Lire aussi :Dématérialisation et démarches en ligne pour les étrangers : le Conseil d’Etat retoque le gouvernement
Agressivité, hargne et mauvaise foi mutuelle
«Signe d’un système qui a perdu de son sens», souligne le sénateur Buffet, beaucoup de recours «ne sont pas le résultat d’un litige avec l’administration», mais la conséquence de sa lenteur, la lourde machine étatique se montrant incapable de «traiter les demandes dont elle est saisie dans des délais raisonnables».
Exemple le plus parlant, les obligations de quitter le territoire (OQT), que l’État doit exécuter dans un délai d’un an lorsque les recours sont purgés. Il y parvient parfois. Dans les autres cas, l’administration doit reprendre une OQT, qui peut elle aussi être attaquée en justice. Pour ne rien arranger, des associations se livrent également à du harcèlement juridique, dans un climat qu’un associatif décrit comme «fait d’agressivité, de hargne et de mauvaise foi mutuelle» entre les organisations pro migrants et les pouvoirs publics.

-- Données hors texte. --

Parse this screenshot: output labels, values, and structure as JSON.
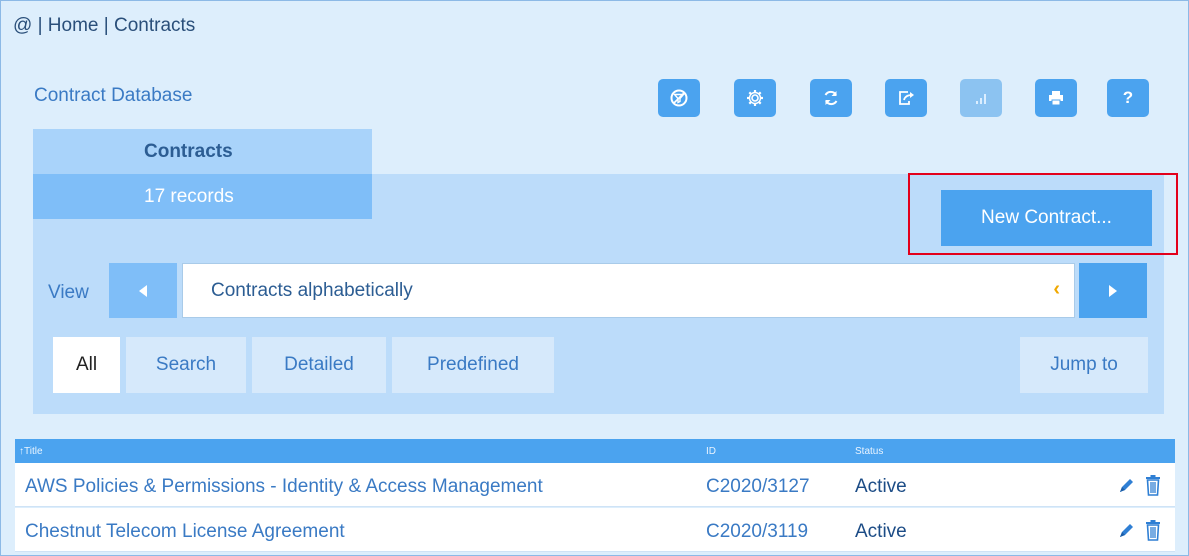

Dernier exemple en date, six migrants, soutenus par un collectif d’associations (Human Rights Observers, Utopia 56 et l’Auberge des migrants), ont attaqué la commune de Grande-Synthe (Nord) devant le tribunal judiciaire de Dunkerque pour obtenir réparation à la suite de la perte de leurs effets personnels lors de l’évacuation d’un camp non autorisé en octobre 2021. Ils réclament chacun 1.500 euros. La mairie se refuse à toute déclaration officielle, mais un proche du maire ne cache pas son écœurement : «Ce ne sont pas les services de la ville qui ont dispersé le camp, et les associatifs le savent.» Par ailleurs, en termes d’accueil de migrants, Grande-Synthe et la municipalité voisine de Loon-Plage feraient plutôt figure d’exemples. Les deux communes voient passer depuis plus de dix ans des flux très importants de migrants. Grande-Synthe, en particulier, a fait des efforts considérables pour les accueillir dans des conditions décentes. La précédente majorité avait mis sur pied à leur intention un camp fait de quelque 300 cabanes en bois. Elles ont été incendiées en 2017, très probablement par des passeurs qui s’en disputaient le contrôle. Ces derniers sont bien plus redoutés que les forces de l’ordre par les migrants. À Loon-Plage, le dernier litige entre bandes rivales, le 22 mai 2022, s’est réglé au fusil d’assaut. Il s’est soldé par un mort et plusieurs blessés. «Ces victimes-là n’encombreront pas les tribunaux, souligne un fonctionnaire. Elles ont bien trop peur des passeurs pour porter plainte.»